Sen. Kyrsten Sinema wants to cut bureaucratic red tape, tackles regulatory reform

May 7, 2019

Sen. Kyrsten Sinema wants to cut bureaucratic red tape, tackles regulatory reform

Arizona Republic

Sen. Kyrsten Sinema has introduced two bills designed to help Arizona businesses by reducing onerous government oversight.


The bills are aimed at reforming the way the government sets regulations, or rules surrounding things like the sale of tobacco and alcohol. These regulations affect businesses in Arizona, and Sinema said she introduced the bills as part of an effort to simplify the process by which regulations are evaluated.

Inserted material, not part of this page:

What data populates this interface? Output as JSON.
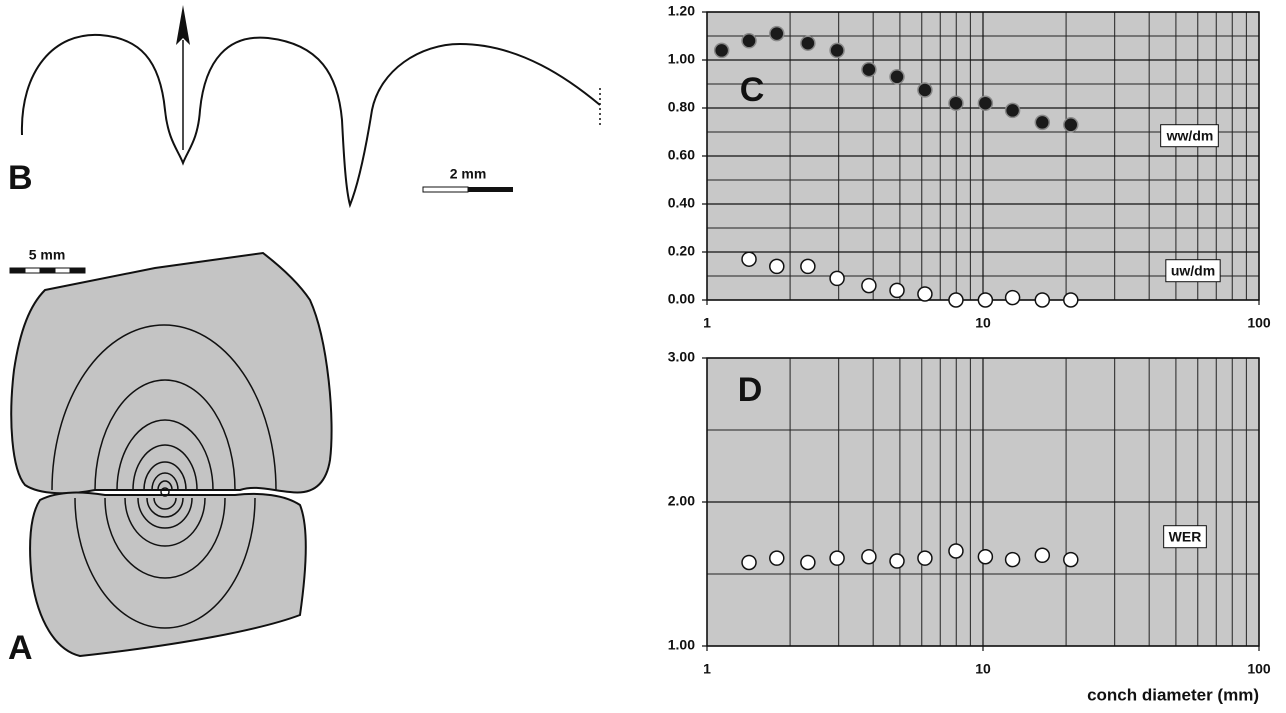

The legislation was discussed at a hearing held by the Senate Homeland Security and Governmental Affairs’ Subcommittee on Regulatory Affairs and Federal Management, where Sinema, D-Ariz., sits as ranking member.


Sinema’s first bill, the Setting Manageable Analysis Requirements in Text Act, would require the federal government to plan ahead for an assessment of their regulations. These assessments would compare the actual costs and benefits of the regulations to those proposed when it was introduced.


“By requiring agencies to plan for reviews through the SMART Act, the reviews will be more thorough and accurate, and less expensive and time-consuming,” Sinema said in a statement Tuesday. “This will improve regulations, remove unnecessary burdens, and increase transparency and accessibility for Arizona businesses.”


Two former White House officials testified in support of the bill: Sally Katzen, from former Democratic President Bill Clinton’s administration, and Susan Dudley, from former Republican President George W. Bush’s.


Katzen said in her testimony that, in the government, “process is good, but too much process can be counterproductive.”


She said she believes the government should be held accountable for the claims they make and the goals they set, and that the public should have a hand in that accountability and regulation, but not so much so that it is disruptive.


“And, most importantly, each step in the process (and any new steps imposed) should be evaluated in terms of its contribution to good decision-making, to what would help produce the most sensible, effective and efficient way forward,” Katzen said Tuesday.


Dudley agreed, saying in her testimony Tuesday that the SMART Act would “offer relatively modest, yet potentially powerful, changes” to the government’s ever-evolving regulating process.


Sinema also joined the subcommittee chairman, Sen.James Lankford, R-Okla., in introducing the Prove It Act, which would give businesses a voice in the rule-making process and challenge certifications and request re-analysis before they are enacted.


“Arizona’s small businesses should have a voice in bureaucratic rule-making that could harm Arizona jobs,” Sinema said in a statement Tuesday. “The Prove It Act is a commonsense bill that helps guard against unreasonable regulations.”


Both bills will get a vote in the subcommittee in coming weeks before proceeding to the full Senate.